Sander Defruyt, Plastics Initiative Lead at the Ellen MacArthur Foundation, said: “The learnings from the Global Commitment over the past five years have shown it’s possible to make meaningful progress towards keeping fossil resources in the ground and plastics out of the ocean.

“When we took our first steps on this path, there was limited action on this topic. The efforts over the last five years have allowed us to make a major step forward. We now know that progress to tackling plastic waste at a global scale is possible, and where the key hurdles are that are preventing further change.

“But the world remains far off track from fixing the plastic pollution crisis. The international legally binding instrument on plastic pollution currently being negotiated, alongside accelerated business action, are now needed. We can’t pick or choose from either of these measures – both are crucial to ensure progress is pushed further and faster.”

The Foundation – an international charity developing and promoting the circular economy – says business signatories have demonstrated that significant progress on tackling plastic waste can be achieved through a collective effort, and as a whole, the rest of industry is lagging behind.

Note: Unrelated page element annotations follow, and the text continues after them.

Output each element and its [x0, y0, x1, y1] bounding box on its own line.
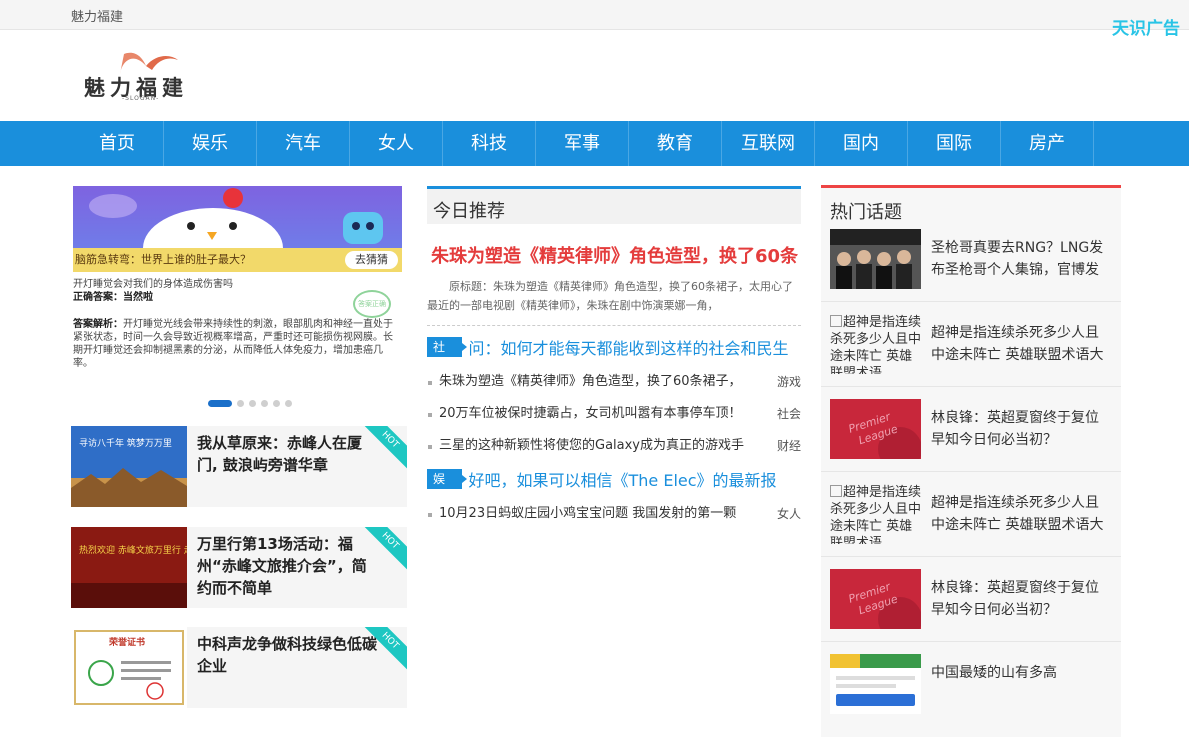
slider-dot[interactable]: [285, 400, 292, 407]
list-item-title[interactable]: 10月23日蚂蚁庄园小鸡宝宝问题 我国发射的第一颗: [439, 498, 769, 530]
image-slider[interactable]: 脑筋急转弯：世界上谁的肚子最大？ 去猜猜 开灯睡觉会对我们的身体造成伤害吗 正确…: [73, 186, 402, 416]
topic-image-alt: 超神是指连续杀死多少人且中途未阵亡 英雄联盟术语: [830, 485, 921, 544]
broken-image-icon: [830, 315, 842, 327]
slider-dot[interactable]: [208, 400, 232, 407]
premier-league-icon[interactable]: Premier League: [830, 569, 921, 629]
explain-label: 答案解析：: [73, 319, 123, 330]
topic-title[interactable]: 圣枪哥真要去RNG？LNG发布圣枪哥个人集锦，官博发: [931, 237, 1111, 281]
hot-card[interactable]: 热烈欢迎 赤峰文旅万里行 走进福州 万里行第13场活动：福州“赤峰文旅推介会”，…: [71, 527, 407, 608]
list-item-title[interactable]: 三星的这种新颖性将使您的Galaxy成为真正的游戏手: [439, 430, 769, 462]
news-list: 朱珠为塑造《精英律师》角色造型，换了60条裙子， 游戏 20万车位被保时捷霸占，女…: [427, 366, 801, 462]
main-nav: 首页 娱乐 汽车 女人 科技 军事 教育 互联网 国内 国际 房产: [0, 121, 1189, 166]
category-tag[interactable]: 娱乐: [427, 469, 469, 506]
nav-item-military[interactable]: 军事: [536, 121, 629, 166]
nav-item-women[interactable]: 女人: [350, 121, 443, 166]
hot-card-thumb-text: 寻访八千年 筑梦万万里: [79, 437, 172, 449]
topic-thumbnail-broken[interactable]: 超神是指连续杀死多少人且中途未阵亡 英雄联盟术语: [830, 314, 921, 374]
recommend-summary: 原标题：朱珠为塑造《精英律师》角色造型，换了60条裙子，太用心了 最近的一部电视…: [427, 280, 793, 312]
slider-dots: [208, 400, 292, 407]
nav-item-tech[interactable]: 科技: [443, 121, 536, 166]
nav-item-realestate[interactable]: 房产: [1001, 121, 1094, 166]
topic-item[interactable]: Premier League 林良锋：英超夏窗终于复位 早知今日何必当初？: [821, 387, 1121, 472]
topic-item[interactable]: Premier League 林良锋：英超夏窗终于复位 早知今日何必当初？: [821, 557, 1121, 642]
topic-thumbnail[interactable]: [830, 229, 921, 289]
hot-card[interactable]: 荣誉证书 中科声龙争做科技绿色低碳企业 HOT: [71, 627, 407, 708]
recommend-title: 今日推荐: [433, 201, 505, 222]
topic-title[interactable]: 超神是指连续杀死多少人且中途未阵亡 英雄联盟术语大: [931, 492, 1111, 536]
category-tag[interactable]: 社会: [427, 337, 469, 374]
nav-item-domestic[interactable]: 国内: [815, 121, 908, 166]
divider: [427, 325, 801, 326]
news-list: 10月23日蚂蚁庄园小鸡宝宝问题 我国发射的第一颗 女人: [427, 498, 801, 530]
topic-thumbnail[interactable]: [830, 654, 921, 714]
hot-card-title[interactable]: 我从草原来：赤峰人在厦门, 鼓浪屿旁谱华章: [197, 432, 377, 476]
hot-card-thumb-text: 荣誉证书: [108, 636, 145, 648]
hot-card-thumbnail[interactable]: 热烈欢迎 赤峰文旅万里行 走进福州: [71, 527, 187, 608]
hot-card-title[interactable]: 万里行第13场活动：福州“赤峰文旅推介会”，简约而不简单: [197, 533, 377, 599]
nav-item-education[interactable]: 教育: [629, 121, 722, 166]
site-logo[interactable]: 魅力福建 -SLOGAN-: [82, 48, 232, 104]
nav-item-auto[interactable]: 汽车: [257, 121, 350, 166]
answer-stamp: 答案正确: [353, 290, 391, 318]
chick-illustration-icon: [89, 188, 383, 288]
list-item-title[interactable]: 朱珠为塑造《精英律师》角色造型，换了60条裙子，: [439, 366, 769, 398]
header: 魅力福建 -SLOGAN-: [0, 30, 1189, 120]
recommend-headline[interactable]: 朱珠为塑造《精英律师》角色造型，换了60条: [427, 242, 801, 268]
slide-image[interactable]: 脑筋急转弯：世界上谁的肚子最大？ 去猜猜 开灯睡觉会对我们的身体造成伤害吗 正确…: [73, 186, 402, 386]
slider-dot[interactable]: [273, 400, 280, 407]
section-header: 社会 问：如何才能每天都能收到这样的社会和民生: [427, 335, 801, 374]
list-item[interactable]: 三星的这种新颖性将使您的Galaxy成为真正的游戏手 财经: [427, 430, 801, 462]
topic-title[interactable]: 超神是指连续杀死多少人且中途未阵亡 英雄联盟术语大: [931, 322, 1111, 366]
hot-topics-panel: 热门话题 圣枪哥真要去RNG？LNG发布圣枪哥个人集锦，官博发 超神是指连续杀死…: [821, 185, 1121, 737]
hot-card-thumb-text: 热烈欢迎 赤峰文旅万里行 走进福州: [79, 544, 187, 556]
site-name[interactable]: 魅力福建: [71, 6, 123, 25]
logo-slogan: -SLOGAN-: [122, 95, 160, 102]
topic-item[interactable]: 超神是指连续杀死多少人且中途未阵亡 英雄联盟术语 超神是指连续杀死多少人且中途未…: [821, 472, 1121, 557]
recommend-panel: 今日推荐 朱珠为塑造《精英律师》角色造型，换了60条 原标题：朱珠为塑造《精英律…: [427, 186, 801, 530]
section-header: 娱乐 好吧，如果可以相信《The Elec》的最新报: [427, 467, 801, 506]
topic-title[interactable]: 林良锋：英超夏窗终于复位 早知今日何必当初？: [931, 577, 1111, 621]
topic-item[interactable]: 超神是指连续杀死多少人且中途未阵亡 英雄联盟术语 超神是指连续杀死多少人且中途未…: [821, 302, 1121, 387]
guess-button[interactable]: 去猜猜: [345, 251, 398, 269]
list-item[interactable]: 10月23日蚂蚁庄园小鸡宝宝问题 我国发射的第一颗 女人: [427, 498, 801, 530]
list-item-category[interactable]: 社会: [777, 398, 801, 430]
top-bar: 魅力福建 天识广告: [0, 0, 1189, 39]
topic-thumbnail-broken[interactable]: 超神是指连续杀死多少人且中途未阵亡 英雄联盟术语: [830, 484, 921, 544]
slider-dot[interactable]: [249, 400, 256, 407]
list-item-category[interactable]: 游戏: [777, 366, 801, 398]
hot-card[interactable]: 寻访八千年 筑梦万万里 我从草原来：赤峰人在厦门, 鼓浪屿旁谱华章 HOT: [71, 426, 407, 507]
topic-image-alt: 超神是指连续杀死多少人且中途未阵亡 英雄联盟术语: [830, 315, 921, 374]
broken-image-icon: [830, 485, 842, 497]
nav-item-home[interactable]: 首页: [71, 121, 164, 166]
nav-item-entertainment[interactable]: 娱乐: [164, 121, 257, 166]
section-title[interactable]: 问：如何才能每天都能收到这样的社会和民生: [468, 335, 801, 359]
topic-item[interactable]: 圣枪哥真要去RNG？LNG发布圣枪哥个人集锦，官博发: [821, 217, 1121, 302]
quiz-question: 开灯睡觉会对我们的身体造成伤害吗: [73, 279, 233, 290]
slide-banner: 脑筋急转弯：世界上谁的肚子最大？ 去猜猜: [73, 248, 402, 272]
slider-dot[interactable]: [237, 400, 244, 407]
list-item-category[interactable]: 财经: [777, 430, 801, 462]
slide-banner-text: 脑筋急转弯：世界上谁的肚子最大？: [75, 253, 251, 266]
list-item[interactable]: 20万车位被保时捷霸占，女司机叫嚣有本事停车顶！ 社会: [427, 398, 801, 430]
list-item-category[interactable]: 女人: [777, 498, 801, 530]
slider-dot[interactable]: [261, 400, 268, 407]
hot-card-thumbnail[interactable]: 荣誉证书: [71, 627, 187, 708]
slide-quiz-text: 开灯睡觉会对我们的身体造成伤害吗 正确答案：当然啦 答案解析：开灯睡觉光线会带来…: [73, 278, 402, 370]
topic-title[interactable]: 中国最矮的山有多高: [931, 662, 1111, 684]
premier-league-icon[interactable]: Premier League: [830, 399, 921, 459]
list-item[interactable]: 朱珠为塑造《精英律师》角色造型，换了60条裙子， 游戏: [427, 366, 801, 398]
nav-item-international[interactable]: 国际: [908, 121, 1001, 166]
topic-item[interactable]: 中国最矮的山有多高: [821, 642, 1121, 727]
nav-item-internet[interactable]: 互联网: [722, 121, 815, 166]
list-item-title[interactable]: 20万车位被保时捷霸占，女司机叫嚣有本事停车顶！: [439, 398, 769, 430]
answer-label: 正确答案：: [73, 292, 123, 303]
section-title[interactable]: 好吧，如果可以相信《The Elec》的最新报: [468, 467, 801, 491]
hot-card-thumbnail[interactable]: 寻访八千年 筑梦万万里: [71, 426, 187, 507]
topic-title[interactable]: 林良锋：英超夏窗终于复位 早知今日何必当初？: [931, 407, 1111, 451]
recommend-header: 今日推荐: [427, 186, 801, 224]
answer-value: 当然啦: [123, 292, 153, 303]
hot-card-title[interactable]: 中科声龙争做科技绿色低碳企业: [197, 633, 377, 677]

Sheila Aggarwal-Khan, Director of UNEP’s Industry and Economy Division, welcomed the progress that has been made by signatories of the Global Commitment in the past five years.

She said: “In the past five years, the Global Commitment has demonstrated how plastic pollution can be curbed, while shedding light on the ‘pain points’ that need to be addressed to get the system redesign right.

“More than half (53%) of reporting government signatories have set quantitative targets to accelerate progress on reusability, and to promote systems redesign to favour more recyclable and where relevant compostable alternatives.

“The ongoing negotiation for an international legally binding instrument is a chance to agree the rules, measures, and incentives for an enabling environment to end plastic pollution. Governments, businesses, and all relevant stakeholders must act with unity to ensure we do not miss this historic opportunity.”

To bring about global change, industry leaders have key hurdles to overcome around the scaling of reuse business models; tackling flexible packaging waste and pollution, particularly in countries with the highest plastics leakage rates; and the establishment of infrastructure for collection, reuse and recycling, supported by Extended Producer Responsibility (EPR) policies.

The charity highlights the Global Commitment will continue to serve as a key force in driving voluntary action and informing and complementing the international legally binding instrument which will go through a third round of negotiations in Nairobi, Kenya next month (13-19 November).

About the Ellen MacArthur Foundation

The Ellen MacArthur Foundation is an international charity developing and promoting the circular economy in order to tackle some of the biggest challenges of our time, such as climate change, biodiversity loss, waste, and pollution. We work with our network of private and public sector decision-makers, as well as academia, to build capacity, explore collaborative opportunities, and design and develop circular economy initiatives and solutions. Increasingly based on renewable energy, a circular economy is driven by design to eliminate waste, circulate products and materials, and regenerate nature, to create resilience and prosperity for business, the environment, and people.

About the UN Environment Programme (UNEP)

UNEP is the leading global voice on the environment. It provides leadership and encourages partnership in caring for the environment by inspiring, informing and enabling nations and peoples to improve their quality of life without compromising that of future generations.